Konaklama tesislerinin sayısının artması ile birlikte ülkeye gelen turist sayısı her ne kadar artsa bile  “harcama potansiyeli düşük”  bir turist kitlesinin ülkeye girmesinin de yolu açılmış oluyor. Burada hükümet edenlere düşen görev, her yıl yaklaşık 6 milyon dış ülkelerde tatilini geçiren Türk vatandaşlarının yurt içinde tatillerini geçirmelerini teşvik edici girişimlerde bulunmaları gerekmektedir.
Dünyanın her bölgesinin ve özellikle de bölgemizin ısınmaya başladığı şu süreçte turizme yapılan her yatırımı  “ölü yatırım”  olarak değerlendiriyorum. Son yirmi yıldır gözde sektörlerin başında gelen  “turizm sektörü” bir on yıl sonra cazibesini yitirecektir, çünkü bölgemizde çıkacak karışıklıklar sonrasında Türkiye  “batılı ülkeler tarafından güvensiz ülke sınıfına alınacak ve turizm sektörü sinek avlamaya başlayacaktır.”  Turizm sektörüne yatırım yapmak isteyen yatırımcılara önerim, alternatif ve üretime dayalı özellikle de gıda üretimine yönelik yatırımlar yapmalarıdır.

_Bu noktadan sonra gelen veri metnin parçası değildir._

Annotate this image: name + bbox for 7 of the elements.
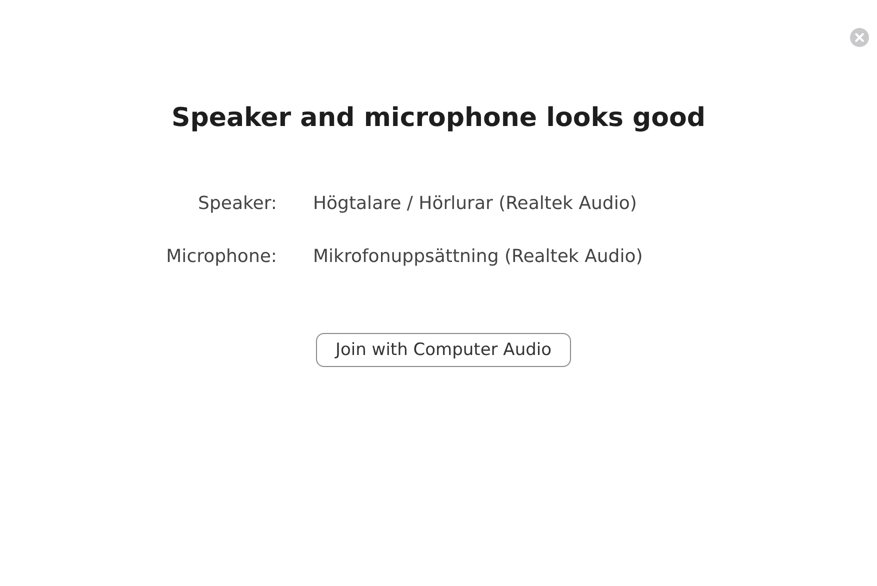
device-label: Speaker: <box>197 193 277 214</box>
device-name: Högtalare / Hörlurar (Realtek Audio) <box>313 193 638 214</box>
join-audio-button[interactable]: Join with Computer Audio <box>316 333 571 367</box>
dialog-title: Speaker and microphone looks good <box>170 103 706 133</box>
device-name: Mikrofonuppsättning (Realtek Audio) <box>313 246 644 267</box>
device-label: Microphone: <box>165 246 277 267</box>
close-icon[interactable] <box>850 28 869 47</box>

İnsanların temel ihtiyacı olan gıda ve barınma da sorun varsa, tatil ihtiyaçları ön plana çıkmaz. Turizm sektörünün altın dönemlerini yaşadığı evreler dünya ekonomisinin sorunsuz olduğu ve insanların barınma ve gıda ihtiyaçlarının ön plana çıkmadığı dönemlerdir. Ülke kaynaklarımızın kontrolü yabancıların elinde olan kalemlere yapılması ileri de büyük sorunlar yaşamamıza neden olacaktır. Hükümet edenlerimizin, yatırımcılara ön ayak olup yanlış yatırımlara yönelmelerini engellemeleri ülke menfaatlerimiz gereğidir.
Bundan sonraki süreçte turizm yatırım alanlarının kesinlikle tarım ve orman arazilerinin dışında ve hatta verimsiz topraklar üzerine yapılması, gelecekte sıkıntısını büyük ölçüde yaşayacağımız gıdanın üretim alanlarının daralmasını önleyici bir girişim olacaktır.
Tarım ve orman alanları bir kez yok olduğunda geri kazanımı imkansızdır. Bu nedenle önceliklerimiz turizme göre değil gıda ve barınma ihtiyaçlarına göre belirlenmelidir.